Lee and Phillies fold in loss to Padres

Cliff Lee delivers a pitch in the first inning of the Phillies' game against the Padres at San Diego's Petco Park. Lee was going for his 10th win of the season.
Cliff Lee delivers a pitch in the first inning of the Phillies' game against the Padres at San Diego's Petco Park. Lee was going for his 10th win of the season. (DENIS POROY / Getty Images)
Posted: June 26, 2013

SAN DIEGO - An ear infection spread pain through Charlie Manuel's sinuses, a pain that throbbed from a five-hour flight across the country. The 69-year-old manager clutched a bottle of antibiotics Monday after his Phillies lost, 4-3. He was exasperated.

"There are some options there," Manuel said. "Evidently, I didn't choose the right one."

He rubbed his left hand over his face. "Tough," he said. He eyed two unused daytime cold medicine pills. "We're supposed to win the game," he said. He stood up and shed his red jacket. "I can't help it now," he said.

This team and its manager have endured backbreaking defeats in 77 games; a chaotic final two innings at Petco Park could stand atop the rest. Cliff Lee threw eight shutout innings. He was permitted to start the ninth despite having thrown 109 pitches with closer Jonathan Papelbon ready for deployment. Manuel stuck with Lee, a decision that would be second guessed at home the next morning.

Lee threw three pitches and departed with runners on second and third. Papelbon blew his fourth save in eight days. The game extended to the 10th, when Justin De Fratus loaded the bases on two walks and a hit batter. Kyle Blanks singled to left. Game over.

"It's definitely heartbreaking," De Fratus said.

The two protagonists disagreed.

"A loss is a loss," Lee said. "It doesn't really matter how you get there."

"I don't know what's worse; getting beat 15-0 or beat that way," Papelbon said. "To me, it's a loss."

He permitted a bloop single to Blanks that plated two. Yasmani Grandal bounced into a double play and an escape appeared.
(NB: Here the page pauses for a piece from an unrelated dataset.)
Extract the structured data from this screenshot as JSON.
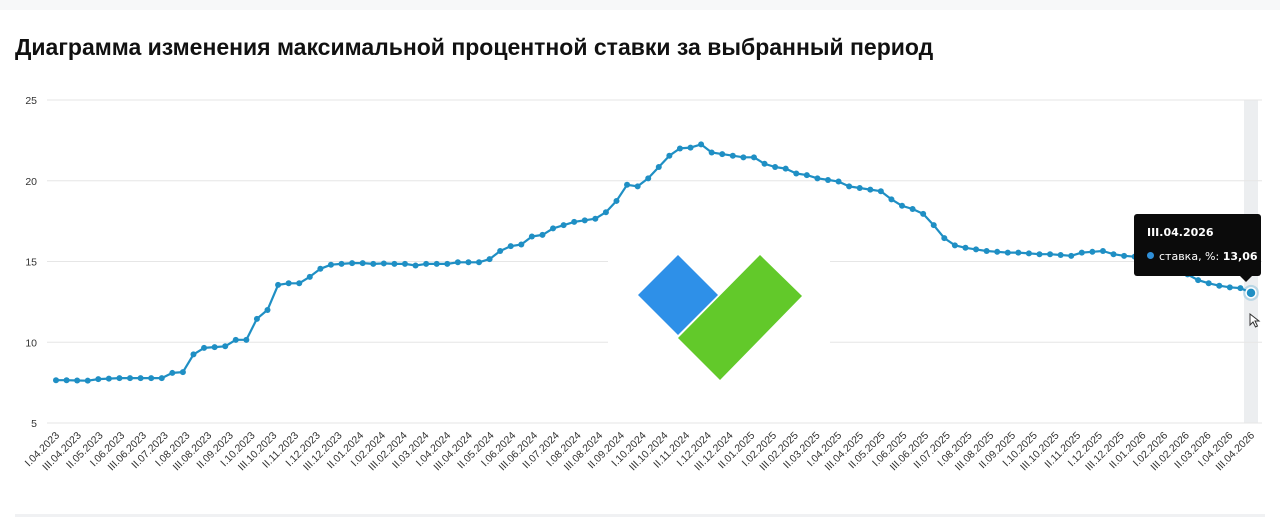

Papelbon threw pinch-hitter Mark Kotsay a 2-0 splitter that Carlos Ruiz could not catch. It skipped to the backstop. The tying run scored.

"I don't have anything to say," Ruiz said. "I expected to catch the ball. I missed it."

Or, as Papelbon put it, "(Stuff) happens."

Performances like Lee's first eight innings are bittersweet. Fans watch and wonder, Can't he pitch for us every day? They enjoy it knowing the potential twist; Lee is aligning himself as baseball's finest trade commodity come July and could supply youth to an aging roster. There are cities beyond Philadelphia that crave his presence.

He has a 2.00 ERA in his last 10 starts. His season ERA is 2.51, ninth in the National League.

Ruben Amaro Jr. has insisted his reluctance to trade Lee, no matter the circumstances. That is the public face expected of a general manager in June. Come July, Amaro is sure to listen to offers for Lee if his team has not improved its play. A dearth of starting pitchers on the market could put Amaro in a prime bargaining position. He has no immediate need to trade Lee unless the package in return is overwhelming. So why not listen?

More than a smattering of Phillies fans greeted them across the country for the start of this 11-day trip. Petco Park is usually better than home; the Phillies are 24-7 here since the ballpark opened in 2004. But there was little comfort for Manuel, who could not sleep following the team's charter flight Sunday.

The manager could barely speak before Monday's game. He wrote down a lineup that did not include Ryan Howard, his hottest hitter and 2 for 2 lifetime with two home runs against San Diego's starter, Eric Stults. Howard's balky left knee hurt during batting practice. He could not play.

That weakened a moribund team. The Phillies possess a minus-59 run differential, only better than pathetic Miami and Houston. The underachieving National League East is what has kept the Phillies close to relevancy. Now they are five games under .500 for the first time since May 10.

Manuel said he would have pinch-hit for Lee in the ninth had Ruiz reached ahead of him. He did not, and Lee struck out for the fourth time.

"I wanted to hit and finish the game," Lee said. "I was glad to get the chance."

Ultimately, the pitcher could not outrun more disappointment. Another Phillies loss and another day closer to July 31 will accentuate the trade rumors. As for Manuel, another sleepless night awaited.